昨夜から長崎入。朝少しはやく目が冷めたので浜の町周辺を散歩した。浜の町はジゲモン(地元の人の意味)からすると一番の繁華街で、ここに来ればすべてのモノが揃うと小さい頃は思っていた。

しかし、今は特徴の無い街。路面電車こそ走っているので雰囲気は伝わるが店舗はいずれもナショナルブランドばかり。県庁坂下ったアーケードの正面入口は、あろうことかパチンコ屋から始まる。そしてau、TUTAYA、ドラックストア、ダイソー、エディオンと続く。地方にある国道沿いのナショナルブランドがオンパレードだ。

繰り返すが浜の町はアーケード街がメインストリートだった。しかし今は昔からの店は殆どなく、どこの地方と代わり映えが全くしない。アーケードが交差するところは百貨店が立ち並び謂わば銀座4丁目のような輝きを持っていた記憶だったが、今はファストフードの王者マクドナルドとKFC。百貨店はなくなりビジネスホテルとなている。周辺のテナントはやはりナショナルブランドで面白みが無い。老舗ケーキ屋さんが賑わっていた影も無い。
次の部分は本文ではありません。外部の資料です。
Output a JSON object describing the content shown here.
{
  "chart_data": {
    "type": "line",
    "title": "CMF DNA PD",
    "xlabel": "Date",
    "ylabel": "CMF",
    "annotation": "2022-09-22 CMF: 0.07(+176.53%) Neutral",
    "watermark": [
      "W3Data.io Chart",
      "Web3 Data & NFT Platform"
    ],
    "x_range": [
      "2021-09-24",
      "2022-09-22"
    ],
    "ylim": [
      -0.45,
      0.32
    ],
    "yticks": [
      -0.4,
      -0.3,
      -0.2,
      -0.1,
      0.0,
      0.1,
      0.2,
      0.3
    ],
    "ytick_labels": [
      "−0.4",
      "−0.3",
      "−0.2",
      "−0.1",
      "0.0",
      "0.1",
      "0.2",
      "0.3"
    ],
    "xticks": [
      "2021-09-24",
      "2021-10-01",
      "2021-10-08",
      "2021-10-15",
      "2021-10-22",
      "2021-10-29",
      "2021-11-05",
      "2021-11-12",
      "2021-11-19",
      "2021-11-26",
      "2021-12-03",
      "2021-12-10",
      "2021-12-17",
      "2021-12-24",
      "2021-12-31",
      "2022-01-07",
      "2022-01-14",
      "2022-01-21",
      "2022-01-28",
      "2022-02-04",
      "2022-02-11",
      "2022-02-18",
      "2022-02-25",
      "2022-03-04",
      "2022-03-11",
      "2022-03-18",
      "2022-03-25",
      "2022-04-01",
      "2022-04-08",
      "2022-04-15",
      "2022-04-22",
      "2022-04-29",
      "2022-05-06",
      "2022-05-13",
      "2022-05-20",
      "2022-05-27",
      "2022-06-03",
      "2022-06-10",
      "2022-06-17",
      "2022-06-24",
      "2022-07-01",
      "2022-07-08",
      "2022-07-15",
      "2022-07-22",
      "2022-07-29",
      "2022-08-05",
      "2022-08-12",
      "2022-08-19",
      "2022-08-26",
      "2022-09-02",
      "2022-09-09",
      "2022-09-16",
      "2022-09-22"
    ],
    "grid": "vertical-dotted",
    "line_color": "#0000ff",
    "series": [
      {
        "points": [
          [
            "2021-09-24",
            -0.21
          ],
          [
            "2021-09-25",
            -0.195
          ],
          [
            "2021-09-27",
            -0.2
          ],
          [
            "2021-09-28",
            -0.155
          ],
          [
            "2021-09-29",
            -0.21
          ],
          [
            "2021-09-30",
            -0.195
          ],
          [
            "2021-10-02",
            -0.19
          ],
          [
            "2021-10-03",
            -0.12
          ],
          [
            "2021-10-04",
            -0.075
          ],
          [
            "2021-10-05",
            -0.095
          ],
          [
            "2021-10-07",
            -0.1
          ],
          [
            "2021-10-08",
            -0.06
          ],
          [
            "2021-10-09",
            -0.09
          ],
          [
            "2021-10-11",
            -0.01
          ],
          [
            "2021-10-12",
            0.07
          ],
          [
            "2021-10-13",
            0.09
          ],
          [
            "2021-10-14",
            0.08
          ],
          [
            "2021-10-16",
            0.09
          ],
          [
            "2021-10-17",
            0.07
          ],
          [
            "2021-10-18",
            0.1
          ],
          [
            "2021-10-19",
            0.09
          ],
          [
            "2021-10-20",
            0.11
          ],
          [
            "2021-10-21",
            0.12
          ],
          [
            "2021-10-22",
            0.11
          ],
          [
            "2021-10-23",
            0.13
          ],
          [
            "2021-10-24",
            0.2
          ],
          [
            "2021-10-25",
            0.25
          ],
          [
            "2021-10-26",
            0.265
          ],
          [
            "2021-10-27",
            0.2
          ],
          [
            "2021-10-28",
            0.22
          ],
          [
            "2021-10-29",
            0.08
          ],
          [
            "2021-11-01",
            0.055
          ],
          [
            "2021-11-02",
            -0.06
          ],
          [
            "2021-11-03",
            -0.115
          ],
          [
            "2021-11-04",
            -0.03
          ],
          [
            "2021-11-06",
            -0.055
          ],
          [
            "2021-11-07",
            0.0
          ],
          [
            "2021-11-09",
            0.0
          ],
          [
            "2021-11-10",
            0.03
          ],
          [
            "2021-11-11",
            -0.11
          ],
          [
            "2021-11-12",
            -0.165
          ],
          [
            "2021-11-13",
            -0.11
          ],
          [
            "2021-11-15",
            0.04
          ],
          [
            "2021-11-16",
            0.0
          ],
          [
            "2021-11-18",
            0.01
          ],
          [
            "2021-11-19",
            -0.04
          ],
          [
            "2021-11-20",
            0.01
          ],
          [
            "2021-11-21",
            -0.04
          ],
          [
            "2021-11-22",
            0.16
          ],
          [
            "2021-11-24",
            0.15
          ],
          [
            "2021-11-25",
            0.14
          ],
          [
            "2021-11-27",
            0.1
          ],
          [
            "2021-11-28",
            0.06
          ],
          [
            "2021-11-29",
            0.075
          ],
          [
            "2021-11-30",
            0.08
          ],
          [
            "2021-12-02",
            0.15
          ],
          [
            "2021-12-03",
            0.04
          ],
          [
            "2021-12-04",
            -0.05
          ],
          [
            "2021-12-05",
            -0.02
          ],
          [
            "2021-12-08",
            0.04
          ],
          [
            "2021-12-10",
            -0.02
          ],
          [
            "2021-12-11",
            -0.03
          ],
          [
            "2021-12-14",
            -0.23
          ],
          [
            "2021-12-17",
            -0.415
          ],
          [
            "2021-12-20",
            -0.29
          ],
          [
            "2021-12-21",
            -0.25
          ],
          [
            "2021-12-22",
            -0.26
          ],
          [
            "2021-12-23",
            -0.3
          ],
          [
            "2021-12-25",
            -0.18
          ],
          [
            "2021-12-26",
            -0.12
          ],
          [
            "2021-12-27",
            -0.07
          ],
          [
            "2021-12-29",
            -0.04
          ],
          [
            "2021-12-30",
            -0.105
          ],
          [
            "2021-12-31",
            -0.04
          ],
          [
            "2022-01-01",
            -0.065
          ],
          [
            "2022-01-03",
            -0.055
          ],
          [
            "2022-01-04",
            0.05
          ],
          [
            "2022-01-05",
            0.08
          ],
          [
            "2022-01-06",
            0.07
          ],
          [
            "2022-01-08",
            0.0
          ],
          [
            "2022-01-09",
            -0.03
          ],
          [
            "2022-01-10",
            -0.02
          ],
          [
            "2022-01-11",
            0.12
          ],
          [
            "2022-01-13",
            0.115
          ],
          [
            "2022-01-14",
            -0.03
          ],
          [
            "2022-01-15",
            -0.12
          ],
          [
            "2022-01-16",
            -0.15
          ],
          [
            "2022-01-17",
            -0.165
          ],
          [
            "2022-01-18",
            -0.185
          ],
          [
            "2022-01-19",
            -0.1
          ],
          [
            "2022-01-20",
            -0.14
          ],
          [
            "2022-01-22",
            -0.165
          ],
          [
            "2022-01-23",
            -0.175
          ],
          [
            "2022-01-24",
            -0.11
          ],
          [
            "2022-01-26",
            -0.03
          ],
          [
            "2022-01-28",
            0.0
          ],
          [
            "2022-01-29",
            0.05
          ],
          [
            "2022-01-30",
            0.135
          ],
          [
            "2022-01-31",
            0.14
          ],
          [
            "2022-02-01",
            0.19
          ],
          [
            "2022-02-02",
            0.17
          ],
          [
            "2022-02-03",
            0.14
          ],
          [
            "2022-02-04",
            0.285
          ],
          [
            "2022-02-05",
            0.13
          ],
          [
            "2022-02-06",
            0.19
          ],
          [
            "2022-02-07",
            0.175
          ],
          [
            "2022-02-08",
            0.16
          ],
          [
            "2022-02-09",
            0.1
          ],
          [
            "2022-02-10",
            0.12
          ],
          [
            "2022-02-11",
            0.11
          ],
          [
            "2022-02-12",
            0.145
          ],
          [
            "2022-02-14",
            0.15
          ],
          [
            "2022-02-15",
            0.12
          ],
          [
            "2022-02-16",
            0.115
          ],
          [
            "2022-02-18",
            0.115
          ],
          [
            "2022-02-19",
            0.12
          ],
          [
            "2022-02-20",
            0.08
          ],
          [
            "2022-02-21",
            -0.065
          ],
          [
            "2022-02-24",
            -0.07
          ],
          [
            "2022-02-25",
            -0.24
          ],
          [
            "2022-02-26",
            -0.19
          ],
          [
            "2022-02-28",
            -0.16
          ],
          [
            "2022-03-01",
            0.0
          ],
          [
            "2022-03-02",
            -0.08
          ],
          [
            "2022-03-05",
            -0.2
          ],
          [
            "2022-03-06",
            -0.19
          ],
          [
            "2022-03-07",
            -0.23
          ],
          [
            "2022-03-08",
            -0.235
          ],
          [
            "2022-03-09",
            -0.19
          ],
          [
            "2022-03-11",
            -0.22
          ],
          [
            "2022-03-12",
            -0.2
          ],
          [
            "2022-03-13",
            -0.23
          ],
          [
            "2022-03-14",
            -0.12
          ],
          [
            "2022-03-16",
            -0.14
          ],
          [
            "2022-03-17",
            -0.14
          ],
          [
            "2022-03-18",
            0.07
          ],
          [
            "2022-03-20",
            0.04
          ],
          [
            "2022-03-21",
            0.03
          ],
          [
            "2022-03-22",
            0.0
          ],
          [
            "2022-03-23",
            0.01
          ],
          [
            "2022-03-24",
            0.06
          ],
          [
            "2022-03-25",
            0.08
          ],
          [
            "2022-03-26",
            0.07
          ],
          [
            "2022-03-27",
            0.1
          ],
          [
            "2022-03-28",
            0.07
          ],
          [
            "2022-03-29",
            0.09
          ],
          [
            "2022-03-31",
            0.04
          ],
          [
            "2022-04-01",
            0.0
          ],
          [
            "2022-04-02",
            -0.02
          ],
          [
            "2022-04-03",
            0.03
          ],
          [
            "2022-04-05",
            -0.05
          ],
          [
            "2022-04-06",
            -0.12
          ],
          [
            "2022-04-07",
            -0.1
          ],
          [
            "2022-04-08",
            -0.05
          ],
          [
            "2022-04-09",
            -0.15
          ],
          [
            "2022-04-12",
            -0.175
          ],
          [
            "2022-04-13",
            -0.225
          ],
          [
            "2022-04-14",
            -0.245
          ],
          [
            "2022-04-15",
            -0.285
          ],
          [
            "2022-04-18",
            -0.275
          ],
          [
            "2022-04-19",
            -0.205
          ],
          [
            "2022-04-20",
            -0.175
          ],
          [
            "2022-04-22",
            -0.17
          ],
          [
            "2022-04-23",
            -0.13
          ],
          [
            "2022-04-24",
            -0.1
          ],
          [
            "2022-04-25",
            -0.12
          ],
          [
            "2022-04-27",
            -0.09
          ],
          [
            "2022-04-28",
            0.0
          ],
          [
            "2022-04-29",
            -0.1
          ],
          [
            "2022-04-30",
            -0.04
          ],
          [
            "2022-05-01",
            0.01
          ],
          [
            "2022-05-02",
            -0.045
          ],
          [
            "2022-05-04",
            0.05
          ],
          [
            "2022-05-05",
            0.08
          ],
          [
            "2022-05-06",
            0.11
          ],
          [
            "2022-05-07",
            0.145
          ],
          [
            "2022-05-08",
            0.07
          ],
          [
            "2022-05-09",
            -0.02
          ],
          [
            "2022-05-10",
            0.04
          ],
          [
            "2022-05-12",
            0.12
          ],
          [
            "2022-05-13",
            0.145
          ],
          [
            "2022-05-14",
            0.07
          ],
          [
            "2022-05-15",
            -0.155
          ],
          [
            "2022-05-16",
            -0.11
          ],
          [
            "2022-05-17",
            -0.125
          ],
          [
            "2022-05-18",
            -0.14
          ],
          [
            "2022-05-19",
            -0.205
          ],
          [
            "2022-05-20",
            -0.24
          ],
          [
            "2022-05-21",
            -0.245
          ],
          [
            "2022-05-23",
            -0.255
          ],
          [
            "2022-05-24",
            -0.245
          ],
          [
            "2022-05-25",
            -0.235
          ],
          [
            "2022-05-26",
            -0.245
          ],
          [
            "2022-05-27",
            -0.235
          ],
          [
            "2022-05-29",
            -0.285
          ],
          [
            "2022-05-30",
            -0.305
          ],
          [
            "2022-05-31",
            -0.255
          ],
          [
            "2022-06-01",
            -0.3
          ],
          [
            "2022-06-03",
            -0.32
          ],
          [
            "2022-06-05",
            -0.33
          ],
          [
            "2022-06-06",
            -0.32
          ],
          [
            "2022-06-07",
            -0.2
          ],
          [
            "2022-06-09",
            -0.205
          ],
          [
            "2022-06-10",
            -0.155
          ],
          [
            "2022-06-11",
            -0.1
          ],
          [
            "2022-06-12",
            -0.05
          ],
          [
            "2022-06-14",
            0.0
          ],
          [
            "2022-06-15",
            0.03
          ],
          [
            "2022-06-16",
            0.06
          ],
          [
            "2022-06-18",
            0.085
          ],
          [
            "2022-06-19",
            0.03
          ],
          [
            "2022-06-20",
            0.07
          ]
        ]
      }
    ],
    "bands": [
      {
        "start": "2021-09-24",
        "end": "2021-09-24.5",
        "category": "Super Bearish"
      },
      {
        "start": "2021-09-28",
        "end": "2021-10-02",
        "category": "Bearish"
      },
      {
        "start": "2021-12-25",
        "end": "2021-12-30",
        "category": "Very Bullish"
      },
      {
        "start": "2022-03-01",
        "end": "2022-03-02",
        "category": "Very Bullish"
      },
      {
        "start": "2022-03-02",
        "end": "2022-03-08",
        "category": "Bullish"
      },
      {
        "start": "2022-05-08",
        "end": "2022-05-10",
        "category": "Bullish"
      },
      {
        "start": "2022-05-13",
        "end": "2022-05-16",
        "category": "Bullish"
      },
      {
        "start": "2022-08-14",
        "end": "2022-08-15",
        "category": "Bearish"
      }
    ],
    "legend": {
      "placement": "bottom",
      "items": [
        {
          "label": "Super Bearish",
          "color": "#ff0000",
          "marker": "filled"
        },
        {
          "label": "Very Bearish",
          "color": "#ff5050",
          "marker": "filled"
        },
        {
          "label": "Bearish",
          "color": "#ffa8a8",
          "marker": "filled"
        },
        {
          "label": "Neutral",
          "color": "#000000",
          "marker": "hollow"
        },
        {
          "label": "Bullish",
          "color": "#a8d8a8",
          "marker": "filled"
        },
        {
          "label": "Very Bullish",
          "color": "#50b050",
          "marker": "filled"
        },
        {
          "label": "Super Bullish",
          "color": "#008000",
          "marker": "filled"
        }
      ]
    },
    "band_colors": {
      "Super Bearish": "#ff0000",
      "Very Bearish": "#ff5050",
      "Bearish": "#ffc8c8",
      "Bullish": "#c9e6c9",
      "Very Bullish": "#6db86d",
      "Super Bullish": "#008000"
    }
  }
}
そこから中華街がある電車通りに抜けるとアオキホールディングスの店舗がある。ここは昔は、「ステラ座前に集合ね」というように、ジゲモンからすると最もイケていた場所の一つだった。今は低層階が紳士服で上層階はマンションになっている。正面のS東美はかろうじて残っているが、1Fはスタバとネットカフェ。うーん。

中華街に抜ける通りは、朝市や屋台を引いた商売人がにぎやかに魚や練もの、そひてとれたての野菜や餅などをカゴやカートで威勢よく販売していた。長崎弁がまじりGちゃんもBちゃんも若いのも関係なく皆活気に溢れていた。が、その面影はなく、あろうことに露天販売自体を禁止しているのだ。寂しい。

長崎市のように地方の地方は、皆都会に憧れるのだろうか。地元にあった屋号を潰し、ナショナルブランドを東から持ってくる。伝統や素材感たっぷりの店舗はスクラップされ、無機質な看板、直ぐに経年劣化しそうなコスパ重視の什器と陳列。商品と接客はすべてマニュアル通りで何も感じることがない。田舎にいながらも都会と同じサービスに憧れたのだろうか。

が、その店舗自体も徐々に薄れている。ネット販売の影響が来ているのと、人口の減少によって、消費者そのものが少なくなっているからだろう。今後、長崎駅に新幹線の開通に合わせて、更に駅ビルができる予定。どこもここもナショナルブランドであれば、わざわざ浜の町に足を運ぼうとはならないだろう。

もし、この通りが30年前の店舗や屋号で、販売する人たちがそのまま続けていれば。一大観光地となっていたことだろう。100年以上続いた伝統や文化や誇りなど。積み重ねて継承されたものは残すとこわずかばかり。

出島に近いエリアに18銀行が佇む。従業員の出入り口の脇に長崎南蛮の銅像がある。18銀行が100周年の時に作られた銅像で1977年9月と記されている。私が生まれた年月と重なる。まもなく42年目になる南蛮くんも私と同じ42歳になる。しかし、親は福岡銀行となり、ひょっとして合理化の影響で建屋自体がなくなる可能性も見えている。

ネットで世界中のものが手に入る時代。そのエリアに足を運び、そこでしか感じ取ることが出来ない空気感。そのようなモノは伝統や文化や昔のモノだ。建物や町並みはコピペせず、昔に戻る取り組みこそ重要と考える朝でした。